There are a lot of things that really do not follow the model found with
other aspects of our society. Consider, the recent patch that was
circulated was "leaked", not "stolen", at least in the terminology used.

 

[Mr. Backup]

YES
Cablevision has done this. Mother In-law's computer infected with a type of
bonnet and was being used as a server.
They killed her account because of prolonged bandwidth usage (exact
wording).
This is part reason why they not block ports for USENET SMTP AND Soon IRC.

Read the TOS from time to time. Many Cable ISP's are now blocking NNTP from
3rd party, thus news.Microsoft.com becomes unreachable.. I don't know if
they news.Microsoft.com have an alt. port to use. If not users are out of
luck.
Also they have started blocking IRC and ports such as 8000, 7000 , 7070,
8080, because they are used for media services, and if you need to use them
you should pay for an upgraded account. "business services".

 

[Jon Phipps]

btw 8080 is the socks firewall port, irc are 6667-7000. As to blocking the
news servers many ISP's carry their own news feeds, mine does but I dont use
it they have, however blocked smpt access via servers other than their own,
which means I cannot easily get my work email from home.
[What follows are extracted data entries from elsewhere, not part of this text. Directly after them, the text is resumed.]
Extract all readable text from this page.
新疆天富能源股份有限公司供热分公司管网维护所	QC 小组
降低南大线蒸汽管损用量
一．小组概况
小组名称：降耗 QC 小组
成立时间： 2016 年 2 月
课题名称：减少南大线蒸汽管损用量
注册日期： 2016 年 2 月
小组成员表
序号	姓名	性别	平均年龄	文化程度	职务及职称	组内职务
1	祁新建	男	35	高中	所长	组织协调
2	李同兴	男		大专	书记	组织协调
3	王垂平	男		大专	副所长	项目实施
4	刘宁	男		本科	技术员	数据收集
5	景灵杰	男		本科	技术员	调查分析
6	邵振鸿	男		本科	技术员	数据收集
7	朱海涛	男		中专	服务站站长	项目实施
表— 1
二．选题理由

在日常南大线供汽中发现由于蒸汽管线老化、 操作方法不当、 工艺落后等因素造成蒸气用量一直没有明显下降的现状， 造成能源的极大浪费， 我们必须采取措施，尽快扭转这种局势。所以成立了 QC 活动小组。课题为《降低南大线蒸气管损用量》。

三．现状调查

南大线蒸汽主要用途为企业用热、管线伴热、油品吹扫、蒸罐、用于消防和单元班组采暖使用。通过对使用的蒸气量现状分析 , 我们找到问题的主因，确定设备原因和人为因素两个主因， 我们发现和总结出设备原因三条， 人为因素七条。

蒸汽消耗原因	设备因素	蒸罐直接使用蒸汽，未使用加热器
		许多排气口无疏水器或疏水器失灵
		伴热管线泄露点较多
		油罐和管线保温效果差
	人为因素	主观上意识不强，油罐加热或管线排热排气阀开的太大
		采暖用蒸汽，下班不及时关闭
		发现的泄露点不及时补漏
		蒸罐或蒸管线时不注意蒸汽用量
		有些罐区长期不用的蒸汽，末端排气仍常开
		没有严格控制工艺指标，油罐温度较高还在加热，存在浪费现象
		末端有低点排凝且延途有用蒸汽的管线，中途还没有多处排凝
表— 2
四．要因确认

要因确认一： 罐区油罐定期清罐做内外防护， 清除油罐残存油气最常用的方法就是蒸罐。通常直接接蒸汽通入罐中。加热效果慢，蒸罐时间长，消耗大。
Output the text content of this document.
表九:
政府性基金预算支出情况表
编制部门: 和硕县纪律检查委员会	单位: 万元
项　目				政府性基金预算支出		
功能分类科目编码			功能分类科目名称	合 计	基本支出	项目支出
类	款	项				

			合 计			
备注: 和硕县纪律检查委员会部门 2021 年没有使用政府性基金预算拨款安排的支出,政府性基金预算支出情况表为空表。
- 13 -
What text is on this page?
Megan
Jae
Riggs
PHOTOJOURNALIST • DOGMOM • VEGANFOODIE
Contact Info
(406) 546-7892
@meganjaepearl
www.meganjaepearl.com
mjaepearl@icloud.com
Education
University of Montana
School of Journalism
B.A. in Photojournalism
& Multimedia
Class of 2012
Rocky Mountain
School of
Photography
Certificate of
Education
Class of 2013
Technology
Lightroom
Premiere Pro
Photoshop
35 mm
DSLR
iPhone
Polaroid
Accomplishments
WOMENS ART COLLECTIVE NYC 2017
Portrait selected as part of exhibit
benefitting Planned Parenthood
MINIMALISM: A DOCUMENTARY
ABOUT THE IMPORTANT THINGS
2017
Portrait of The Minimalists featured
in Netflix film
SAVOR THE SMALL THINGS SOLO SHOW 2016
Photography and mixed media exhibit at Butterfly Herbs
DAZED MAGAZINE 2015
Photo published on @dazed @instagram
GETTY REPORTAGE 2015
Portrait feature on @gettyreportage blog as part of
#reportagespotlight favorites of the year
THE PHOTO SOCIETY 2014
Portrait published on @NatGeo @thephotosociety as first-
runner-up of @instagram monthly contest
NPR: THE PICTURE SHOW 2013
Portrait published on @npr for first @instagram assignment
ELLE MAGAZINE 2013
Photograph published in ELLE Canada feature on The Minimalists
If your mother
inlaw's computer is infected then I suggest you take some of the advice and
tools from this group and clean it up. News can be access from google, yahoo
and other places although the content filters insisted on by my states dept
of ed block some of the sites.

Jon

 

[Mr. Backup]

So the term unlimited internet is no more.
I know all the ports and protocols and what they are defined as in the
RFC's.
What is wrong is that ISP's have take up being the police for the users
under them.
The net has become such a welfare state at this point that its almost
sinking.

Soon Like how I started off posting , we will be giving out computer
registrations and computer user licenses and ticketed and fined for our
computers misuse, need be by our hand or the hands of a hacker.
Another example: Car is stolen (same as computers services being hacked into
remote), the thief (hacker) kills someone with your car or causes damage
with your car, then ditches the car (the hacker would unregistered his
rootkits). Who will answer for this crime?
Your damn right "YOU WOULD". Why? cause you never reported it, this makes
you the responsible one.
What I am driving at here is this. Its all about accountability. Most
people don't account for any action they perform on their computers. You
have users whom firewall them self in using an application firewall and then
blame the ISP for their problems.
You have users infect themselves with a viruses from email and then again
BLAME the ISP for not cleaning their email for them.